Tra le varie cose, il suo intervento si è focalizzato principalmente sul rapporto tra la dirigenza biancoazzurra e gli ultras nel suo periodo di permanenza alla guida della società e, pur non nascondendo le difficoltà, Mattioli ha confermato come abbia sempre considerato speciale il suo rapporto con i tifosi: “Quando nel luglio 2013 Colombarini mi disse che sarei diventato il presidente della nuova Spal, dissi subito ai miei collaboratori che la prima cosa da fare era incontrare i tifosi, ed organizzammo un incontro serale allo stadio Mazza. La Ovest mi chiedeva serietà e di essere informata costantemente su quello che avveniva in società, io chiesi il massimo appoggio possibile a società e squadra. Credo siano stati otto anni fantastici in cui abbiamo collaborato in maniera speciale”.

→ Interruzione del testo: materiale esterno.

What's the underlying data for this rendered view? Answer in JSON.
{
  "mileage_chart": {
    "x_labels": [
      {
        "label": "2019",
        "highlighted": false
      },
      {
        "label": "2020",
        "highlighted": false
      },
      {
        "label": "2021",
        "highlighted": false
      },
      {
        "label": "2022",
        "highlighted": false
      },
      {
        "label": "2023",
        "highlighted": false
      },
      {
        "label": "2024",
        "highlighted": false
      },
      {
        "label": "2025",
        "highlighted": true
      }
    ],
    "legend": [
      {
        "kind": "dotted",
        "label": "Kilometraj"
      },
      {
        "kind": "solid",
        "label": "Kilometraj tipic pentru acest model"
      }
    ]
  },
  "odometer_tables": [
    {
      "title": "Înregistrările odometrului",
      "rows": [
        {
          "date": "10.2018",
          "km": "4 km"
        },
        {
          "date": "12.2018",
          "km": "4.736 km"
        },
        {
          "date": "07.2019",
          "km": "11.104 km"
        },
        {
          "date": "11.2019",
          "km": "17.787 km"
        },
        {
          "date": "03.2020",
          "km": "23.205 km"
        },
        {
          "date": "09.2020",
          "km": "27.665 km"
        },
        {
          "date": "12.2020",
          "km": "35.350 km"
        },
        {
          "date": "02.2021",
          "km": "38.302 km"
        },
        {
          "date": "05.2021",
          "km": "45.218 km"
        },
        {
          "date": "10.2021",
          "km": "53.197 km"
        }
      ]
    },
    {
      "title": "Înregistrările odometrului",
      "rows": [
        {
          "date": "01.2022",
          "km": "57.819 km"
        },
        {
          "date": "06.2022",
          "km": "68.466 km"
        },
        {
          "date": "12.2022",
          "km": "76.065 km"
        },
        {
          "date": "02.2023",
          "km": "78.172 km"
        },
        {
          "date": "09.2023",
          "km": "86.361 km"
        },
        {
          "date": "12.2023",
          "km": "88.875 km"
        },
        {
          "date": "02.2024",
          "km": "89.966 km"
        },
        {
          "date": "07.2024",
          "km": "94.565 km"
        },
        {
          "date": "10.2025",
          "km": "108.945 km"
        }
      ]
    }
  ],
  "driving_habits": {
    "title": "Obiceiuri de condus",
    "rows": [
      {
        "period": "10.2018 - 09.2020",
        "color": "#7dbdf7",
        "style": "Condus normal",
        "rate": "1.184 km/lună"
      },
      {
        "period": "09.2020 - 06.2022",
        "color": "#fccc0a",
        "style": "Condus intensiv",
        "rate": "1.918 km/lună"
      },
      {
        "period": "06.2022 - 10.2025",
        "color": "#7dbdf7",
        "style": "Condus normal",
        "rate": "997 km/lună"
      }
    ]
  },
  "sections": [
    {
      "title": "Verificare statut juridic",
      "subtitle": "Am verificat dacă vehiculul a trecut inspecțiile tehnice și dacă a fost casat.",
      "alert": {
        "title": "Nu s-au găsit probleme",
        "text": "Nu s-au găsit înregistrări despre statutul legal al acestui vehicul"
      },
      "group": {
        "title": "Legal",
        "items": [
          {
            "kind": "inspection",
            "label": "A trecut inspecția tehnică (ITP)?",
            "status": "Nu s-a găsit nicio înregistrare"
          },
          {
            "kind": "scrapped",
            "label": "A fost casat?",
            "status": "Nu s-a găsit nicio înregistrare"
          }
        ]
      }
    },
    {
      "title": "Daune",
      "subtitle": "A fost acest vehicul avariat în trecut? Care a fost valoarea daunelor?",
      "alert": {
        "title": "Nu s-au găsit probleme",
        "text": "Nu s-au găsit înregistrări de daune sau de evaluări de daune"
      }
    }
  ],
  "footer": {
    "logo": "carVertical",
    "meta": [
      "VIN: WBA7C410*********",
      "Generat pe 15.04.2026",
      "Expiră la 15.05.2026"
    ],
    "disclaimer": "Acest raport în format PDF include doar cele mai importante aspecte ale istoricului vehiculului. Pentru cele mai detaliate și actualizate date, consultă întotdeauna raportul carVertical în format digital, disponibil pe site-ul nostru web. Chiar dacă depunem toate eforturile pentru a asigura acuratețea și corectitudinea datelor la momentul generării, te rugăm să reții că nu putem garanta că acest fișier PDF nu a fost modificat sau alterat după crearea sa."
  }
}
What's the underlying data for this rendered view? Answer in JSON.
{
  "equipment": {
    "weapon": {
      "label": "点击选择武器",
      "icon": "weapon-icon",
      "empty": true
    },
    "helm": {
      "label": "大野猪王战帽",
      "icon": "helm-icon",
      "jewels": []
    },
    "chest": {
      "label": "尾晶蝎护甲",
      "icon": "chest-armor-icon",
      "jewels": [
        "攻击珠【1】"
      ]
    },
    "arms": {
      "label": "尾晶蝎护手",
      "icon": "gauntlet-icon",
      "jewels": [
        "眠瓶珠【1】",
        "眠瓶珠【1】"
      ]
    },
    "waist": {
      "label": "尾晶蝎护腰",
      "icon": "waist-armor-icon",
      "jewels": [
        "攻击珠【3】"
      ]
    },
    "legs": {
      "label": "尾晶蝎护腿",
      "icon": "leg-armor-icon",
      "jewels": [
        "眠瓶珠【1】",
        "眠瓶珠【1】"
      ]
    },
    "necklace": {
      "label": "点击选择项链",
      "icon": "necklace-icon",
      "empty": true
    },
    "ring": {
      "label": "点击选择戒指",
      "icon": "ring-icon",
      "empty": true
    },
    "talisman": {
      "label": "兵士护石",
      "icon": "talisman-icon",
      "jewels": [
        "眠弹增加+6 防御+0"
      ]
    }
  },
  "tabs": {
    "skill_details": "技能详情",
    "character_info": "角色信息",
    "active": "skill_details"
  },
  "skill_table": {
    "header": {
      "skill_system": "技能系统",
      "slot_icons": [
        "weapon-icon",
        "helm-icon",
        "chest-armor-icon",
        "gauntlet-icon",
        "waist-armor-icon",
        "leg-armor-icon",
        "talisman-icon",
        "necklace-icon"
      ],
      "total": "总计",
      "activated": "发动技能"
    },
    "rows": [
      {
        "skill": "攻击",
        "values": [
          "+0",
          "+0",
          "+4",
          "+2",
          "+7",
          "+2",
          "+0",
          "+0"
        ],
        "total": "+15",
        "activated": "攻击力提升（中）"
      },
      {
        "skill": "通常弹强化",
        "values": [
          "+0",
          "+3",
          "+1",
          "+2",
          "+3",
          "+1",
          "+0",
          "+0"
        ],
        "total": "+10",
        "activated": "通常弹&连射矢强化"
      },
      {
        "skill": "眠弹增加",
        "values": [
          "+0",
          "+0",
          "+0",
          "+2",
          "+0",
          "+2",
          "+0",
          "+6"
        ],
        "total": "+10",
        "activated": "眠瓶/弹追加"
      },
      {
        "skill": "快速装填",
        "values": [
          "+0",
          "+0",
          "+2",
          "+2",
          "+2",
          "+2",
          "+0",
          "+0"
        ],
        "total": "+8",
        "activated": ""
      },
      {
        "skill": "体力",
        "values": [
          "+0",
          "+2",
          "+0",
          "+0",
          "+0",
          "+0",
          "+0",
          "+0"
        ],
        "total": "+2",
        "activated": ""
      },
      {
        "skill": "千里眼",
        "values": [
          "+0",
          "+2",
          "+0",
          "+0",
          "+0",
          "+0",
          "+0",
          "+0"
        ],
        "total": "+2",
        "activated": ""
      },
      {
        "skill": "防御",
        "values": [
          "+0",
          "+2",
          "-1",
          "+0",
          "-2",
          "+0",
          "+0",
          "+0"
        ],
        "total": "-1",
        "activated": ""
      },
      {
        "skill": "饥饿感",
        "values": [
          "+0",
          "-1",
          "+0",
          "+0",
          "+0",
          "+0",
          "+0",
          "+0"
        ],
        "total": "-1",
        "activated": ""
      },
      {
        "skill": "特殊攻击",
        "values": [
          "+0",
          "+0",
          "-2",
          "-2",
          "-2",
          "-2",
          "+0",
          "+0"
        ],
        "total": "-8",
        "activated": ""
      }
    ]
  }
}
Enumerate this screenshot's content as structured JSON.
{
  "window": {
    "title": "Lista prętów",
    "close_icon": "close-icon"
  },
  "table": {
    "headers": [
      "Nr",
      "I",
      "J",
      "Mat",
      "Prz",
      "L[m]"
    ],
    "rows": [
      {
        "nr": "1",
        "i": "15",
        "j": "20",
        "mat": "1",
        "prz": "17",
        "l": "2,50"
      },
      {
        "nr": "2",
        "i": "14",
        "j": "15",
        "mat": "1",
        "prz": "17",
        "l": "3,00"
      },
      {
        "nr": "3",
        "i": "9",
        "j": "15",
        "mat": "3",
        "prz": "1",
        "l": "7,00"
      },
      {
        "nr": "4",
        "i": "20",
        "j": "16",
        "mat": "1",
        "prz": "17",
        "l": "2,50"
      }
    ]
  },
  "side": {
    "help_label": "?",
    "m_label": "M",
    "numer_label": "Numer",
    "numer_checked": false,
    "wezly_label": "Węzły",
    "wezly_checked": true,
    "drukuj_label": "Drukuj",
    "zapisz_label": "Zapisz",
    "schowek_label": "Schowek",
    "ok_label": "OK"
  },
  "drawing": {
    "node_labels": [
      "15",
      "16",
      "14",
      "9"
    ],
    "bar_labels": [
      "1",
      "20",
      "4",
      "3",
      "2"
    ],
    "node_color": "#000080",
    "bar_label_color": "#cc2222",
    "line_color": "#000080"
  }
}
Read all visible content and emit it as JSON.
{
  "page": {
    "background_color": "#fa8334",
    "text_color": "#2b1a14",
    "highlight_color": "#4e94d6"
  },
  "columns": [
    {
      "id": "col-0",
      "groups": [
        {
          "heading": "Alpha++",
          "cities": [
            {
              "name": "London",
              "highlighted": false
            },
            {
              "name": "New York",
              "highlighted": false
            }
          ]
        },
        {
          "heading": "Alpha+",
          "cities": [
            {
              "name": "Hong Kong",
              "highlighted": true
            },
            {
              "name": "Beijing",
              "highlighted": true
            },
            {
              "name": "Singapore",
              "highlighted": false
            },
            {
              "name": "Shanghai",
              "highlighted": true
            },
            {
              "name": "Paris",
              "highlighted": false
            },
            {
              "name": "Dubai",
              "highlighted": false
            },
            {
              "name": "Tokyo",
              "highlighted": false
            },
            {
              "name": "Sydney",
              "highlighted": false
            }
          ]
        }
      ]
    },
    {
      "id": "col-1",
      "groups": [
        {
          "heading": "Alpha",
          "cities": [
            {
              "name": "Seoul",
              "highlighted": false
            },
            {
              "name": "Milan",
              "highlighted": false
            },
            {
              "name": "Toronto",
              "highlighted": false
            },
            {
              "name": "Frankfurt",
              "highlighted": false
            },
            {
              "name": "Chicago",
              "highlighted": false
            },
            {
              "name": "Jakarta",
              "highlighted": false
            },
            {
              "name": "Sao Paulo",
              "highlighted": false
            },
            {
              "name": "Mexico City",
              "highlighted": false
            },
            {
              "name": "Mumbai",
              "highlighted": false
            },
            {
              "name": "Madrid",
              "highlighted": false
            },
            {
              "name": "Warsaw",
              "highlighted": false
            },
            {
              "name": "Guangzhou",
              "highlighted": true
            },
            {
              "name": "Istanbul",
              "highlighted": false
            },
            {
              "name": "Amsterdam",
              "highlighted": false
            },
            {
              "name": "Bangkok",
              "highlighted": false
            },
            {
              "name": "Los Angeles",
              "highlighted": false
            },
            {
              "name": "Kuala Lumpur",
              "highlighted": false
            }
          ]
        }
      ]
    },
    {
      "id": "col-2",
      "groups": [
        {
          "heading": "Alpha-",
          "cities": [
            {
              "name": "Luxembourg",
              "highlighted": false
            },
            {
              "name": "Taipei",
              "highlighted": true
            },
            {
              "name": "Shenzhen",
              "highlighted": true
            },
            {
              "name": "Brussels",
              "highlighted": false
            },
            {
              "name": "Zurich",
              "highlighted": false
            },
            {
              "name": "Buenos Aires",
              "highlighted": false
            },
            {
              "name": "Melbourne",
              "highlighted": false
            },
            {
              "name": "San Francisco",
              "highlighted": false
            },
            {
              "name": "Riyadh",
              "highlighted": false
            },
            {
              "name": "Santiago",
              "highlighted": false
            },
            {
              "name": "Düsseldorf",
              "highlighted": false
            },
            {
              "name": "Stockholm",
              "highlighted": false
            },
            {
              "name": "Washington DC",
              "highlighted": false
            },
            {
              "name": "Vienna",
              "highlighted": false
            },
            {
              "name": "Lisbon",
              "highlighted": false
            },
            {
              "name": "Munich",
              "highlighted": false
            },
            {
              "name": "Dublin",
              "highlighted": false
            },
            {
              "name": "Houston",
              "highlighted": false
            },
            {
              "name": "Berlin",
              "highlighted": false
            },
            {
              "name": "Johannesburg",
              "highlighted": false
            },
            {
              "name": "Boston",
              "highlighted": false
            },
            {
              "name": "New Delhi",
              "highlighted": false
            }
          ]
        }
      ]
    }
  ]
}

Otto anni in cui non sono mancati i momenti difficili e, nel ricordarlo, Mattioli punzecchia l’attuale Presidente Tacopina: “Ci sono state anche delle contestazioni come ad esempio dopo l’arrivo di mister Semplici, ma nel calcio sono cose che succedono e credo che chi non vuole prendere insulti non debba fare il presidente di una squadra di calcio”.